GoogleCodeExporter commented 9 years ago
We need to establish whether this is still an issue.

Is the behaviour still present with the latest opkg release?

What does opkg do instead of resuming? If it repeats the whole upgrade without 
erroring out, is this really a problem?

And can an embedded package manager expect to maintain a stable state when the 
power is removed during an upgrade? Performing atomic upgrades would be quite 
heavy-weight to implement.

Original comment by paul.betafive on 28 Sep 2013 at 1:23

GoogleCodeExporter commented 9 years ago
I think that can be implemented by using of filesystem snapshots.
There are few filesystems that support these feature, nilfs2 and btrfs in 
particular.
.
To deal with upgrade interrupting user can create snapshot of rootfs before 
upgrade.
If upgrade process is interrupted during power lost then on next boot user 
should use saved rootfs snapshot. That can be implemented in initramfs.
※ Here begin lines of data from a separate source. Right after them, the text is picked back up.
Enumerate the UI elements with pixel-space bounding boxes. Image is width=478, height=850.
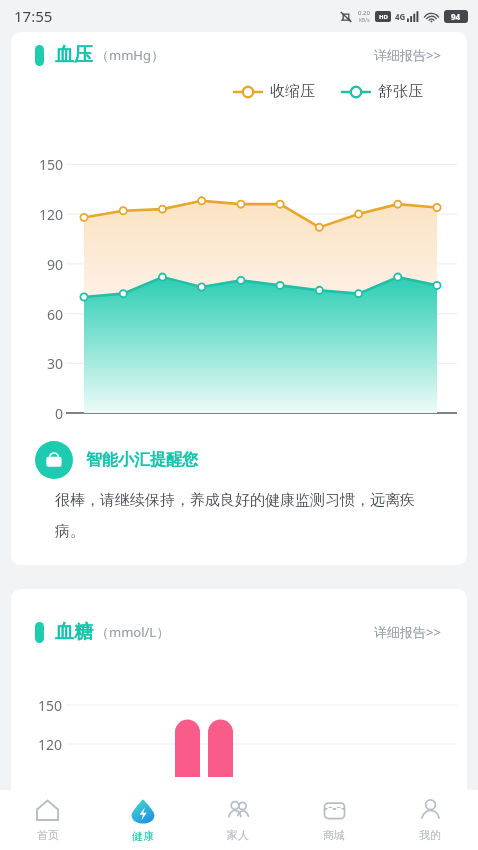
staticText: 很棒，请继续保持，养成良好的健康监测习惯，远离疾病。 [55,491,439,541]
staticText: （mmol/L） [96,623,170,641]
staticText: 详细报告>> [374,46,441,64]
staticText: 120 [38,735,63,754]
button[interactable]: 我的 [382,790,478,850]
button[interactable]: 详细报告>> [370,619,445,645]
staticText: 家人 [227,828,249,842]
staticText: KB/s [359,17,370,24]
button[interactable]: 商城 [286,790,382,850]
staticText: 0.20 [358,9,370,17]
button[interactable]: 首页 [0,790,95,850]
staticText: HD [379,13,388,21]
staticText: 商城 [323,828,345,842]
button[interactable]: 详细报告>> [370,42,445,68]
button[interactable]: 家人 [190,790,286,850]
staticText: （mmHg） [96,46,164,64]
staticText: 150 [38,696,63,715]
staticText: 30 [46,354,63,373]
staticText: 血糖 [55,620,93,644]
staticText: 智能小汇提醒您 [86,450,198,470]
staticText: 健康 [132,829,154,843]
staticText: 首页 [37,828,59,842]
other: 首页 [35,798,60,823]
staticText: 120 [38,205,63,224]
staticText: 详细报告>> [374,623,441,641]
staticText: 4G [395,11,406,22]
other: 家人 [226,798,251,823]
staticText: 血压 [55,43,93,67]
staticText: 94 [451,11,461,22]
staticText: 舒张压 [378,82,423,101]
other: 商城 [322,798,347,823]
button[interactable]: 健康 [95,790,190,850]
staticText: 0 [54,404,63,423]
staticText: 90 [46,255,63,274]
staticText: 150 [38,155,63,174]
other: 健康 [130,798,156,824]
staticText: 我的 [419,828,441,842]
staticText: 收缩压 [270,82,315,101]
other: 我的 [418,798,443,823]
staticText: 17:55 [14,6,53,26]
staticText: 60 [46,305,63,324]
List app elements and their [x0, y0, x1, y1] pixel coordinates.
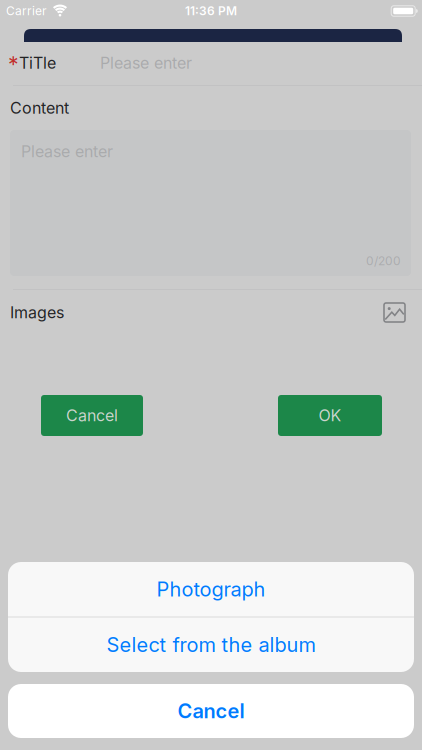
- staticText: Select from the album: [106, 633, 316, 657]
- staticText: Cancel: [178, 699, 244, 723]
- button[interactable]: Add image: [384, 303, 405, 322]
- staticText: Photograph: [156, 578, 266, 601]
- button[interactable]: Cancel: [8, 684, 414, 738]
- staticText: Carrier: [6, 4, 47, 18]
- staticText: 11:36 PM: [185, 4, 237, 18]
- staticText: OK: [318, 406, 342, 425]
- button[interactable]: Photograph: [8, 562, 414, 616]
- button[interactable]: Cancel: [41, 395, 143, 436]
- staticText: Please enter: [100, 54, 192, 72]
- staticText: 0/200: [366, 254, 401, 268]
- staticText: Content: [10, 99, 69, 118]
- staticText: Please enter: [21, 142, 113, 161]
- button[interactable]: Select from the album: [8, 618, 414, 672]
- staticText: TiTle: [19, 54, 56, 72]
- staticText: *: [8, 52, 19, 77]
- staticText: Images: [10, 303, 64, 322]
- staticText: Cancel: [66, 406, 118, 425]
- button[interactable]: OK: [278, 395, 382, 436]
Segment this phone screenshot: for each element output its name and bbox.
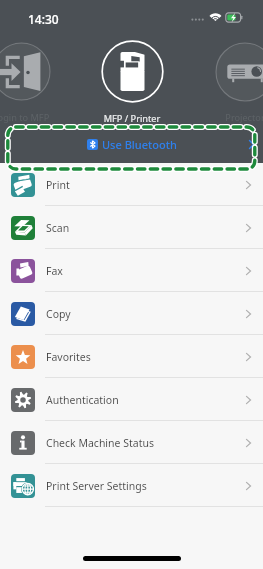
- staticText: Check Machine Status: [46, 436, 154, 450]
- button[interactable]: Check Machine Status: [0, 421, 263, 464]
- staticText: Favorites: [46, 350, 91, 364]
- button[interactable]: Use Bluetooth: [0, 126, 263, 163]
- button[interactable]: Print Server Settings: [0, 464, 263, 507]
- staticText: Scan: [46, 221, 70, 235]
- button[interactable]: Authentication: [0, 378, 263, 421]
- staticText: 14:30: [28, 11, 59, 27]
- staticText: Use Bluetooth: [102, 137, 177, 152]
- button[interactable]: Print: [0, 163, 263, 206]
- staticText: Authentication: [46, 393, 119, 407]
- button[interactable]: Favorites: [0, 335, 263, 378]
- staticText: Print Server Settings: [46, 479, 147, 493]
- staticText: Projector: [185, 111, 263, 124]
- button[interactable]: MFP / Printer: [101, 40, 164, 103]
- staticText: MFP / Printer: [72, 112, 192, 125]
- staticText: Fax: [46, 264, 63, 278]
- staticText: Login to MFP: [0, 111, 81, 124]
- button[interactable]: Projector: [215, 42, 263, 102]
- staticText: Print: [46, 178, 70, 192]
- staticText: Copy: [46, 307, 71, 321]
- button[interactable]: Fax: [0, 249, 263, 292]
- button[interactable]: Login to MFP: [0, 42, 51, 101]
- button[interactable]: Copy: [0, 292, 263, 335]
- button[interactable]: Scan: [0, 206, 263, 249]
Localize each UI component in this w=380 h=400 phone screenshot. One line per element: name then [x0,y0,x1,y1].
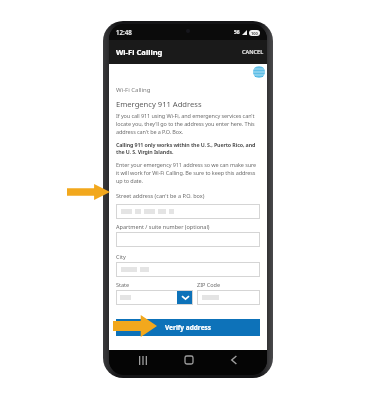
staticText: 12:48 [116,28,132,36]
staticText: City [116,253,126,260]
button[interactable] [116,232,260,247]
staticText: Apartment / suite number (optional) [116,223,210,230]
staticText: Wi-Fi Calling [116,86,151,94]
button[interactable] [197,290,260,305]
button[interactable]: CANCEL [242,40,267,64]
staticText: Calling 911 only works within the U. S.,… [116,141,260,156]
button[interactable] [116,262,260,277]
staticText: Street address (can't be a P.O. box) [116,192,205,199]
button[interactable] [116,204,260,219]
button[interactable]: Wi-Fi Calling [109,40,267,64]
button[interactable]: Recent apps [133,352,154,368]
staticText: Verify address [165,323,212,332]
button[interactable]: Back [223,352,244,368]
staticText: 100 [251,31,258,36]
staticText: Enter your emergency 911 address so we c… [116,161,260,185]
staticText: ZIP Code [197,281,221,288]
staticText: If you call 911 using Wi-Fi, and emergen… [116,112,260,136]
button[interactable]: Select state [177,290,193,305]
staticText: State [116,281,130,288]
button[interactable]: Select state [116,290,193,305]
button[interactable]: Verify address [116,319,260,336]
staticText: CANCEL [242,48,264,56]
staticText: Wi-Fi Calling [116,47,163,57]
button[interactable]: Home [178,352,199,368]
staticText: 56 [234,29,240,36]
staticText: Emergency 911 Address [116,99,202,109]
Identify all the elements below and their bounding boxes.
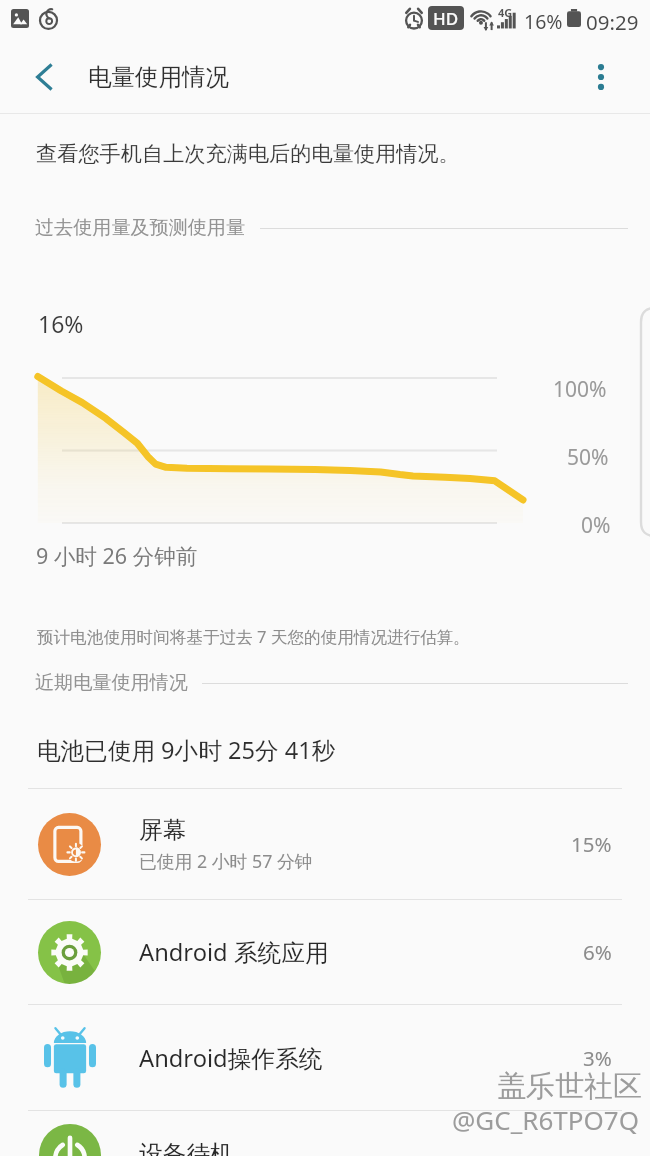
staticText: 6% — [583, 938, 612, 966]
staticText: 近期电量使用情况 — [35, 671, 188, 695]
staticText: 已使用 2 小时 57 分钟 — [139, 849, 313, 873]
staticText: HD — [433, 7, 459, 30]
staticText: 100% — [553, 375, 607, 404]
button[interactable]: More options — [573, 49, 629, 105]
staticText: 0% — [581, 511, 611, 540]
staticText: 电量使用情况 — [88, 62, 229, 92]
button[interactable]: Back — [16, 49, 72, 105]
staticText: 电池已使用 9小时 25分 41秒 — [37, 734, 336, 766]
button[interactable]: 设备待机 — [0, 1111, 650, 1156]
staticText: 16% — [38, 308, 84, 339]
staticText: @GC_R6TPO7Q — [452, 1102, 639, 1137]
staticText: 屏幕 — [139, 815, 187, 845]
staticText: 预计电池使用时间将基于过去 7 天您的使用情况进行估算。 — [37, 625, 470, 648]
staticText: 设备待机 — [139, 1139, 234, 1156]
staticText: 3% — [583, 1044, 612, 1072]
staticText: 50% — [567, 443, 609, 472]
staticText: 9 小时 26 分钟前 — [36, 541, 198, 570]
staticText: 4G — [498, 5, 513, 20]
staticText: Android操作系统 — [139, 1042, 323, 1074]
staticText: 查看您手机自上次充满电后的电量使用情况。 — [36, 141, 460, 168]
staticText: 09:29 — [586, 8, 639, 36]
staticText: 过去使用量及预测使用量 — [35, 216, 246, 240]
staticText: 盖乐世社区 — [497, 1068, 642, 1105]
button[interactable]: 屏幕 — [0, 789, 650, 899]
button[interactable]: Android操作系统 — [0, 1005, 650, 1110]
staticText: Android 系统应用 — [139, 936, 329, 968]
button[interactable]: Android 系统应用 — [0, 900, 650, 1004]
staticText: 16% — [524, 8, 563, 35]
staticText: 15% — [571, 830, 612, 858]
Original comment by KirG...@gmail.com on 2 Feb 2014 at 1:27

GoogleCodeExporter commented 9 years ago
I think packages being left half-installed here is a separate issue but as you 
say can be solved by filesystem snapshotting. That shouldn't be done by opkg, 
but opkg should have the scripting hooks so that you can add a script to take a 
snapshot before installing packages.

I think the issue here is that status files are only updated at the end of the 
upgrade or install command and not after each successful package install. It 
may be worth investigating the performance cost of updating status files after 
each package is installed and configured.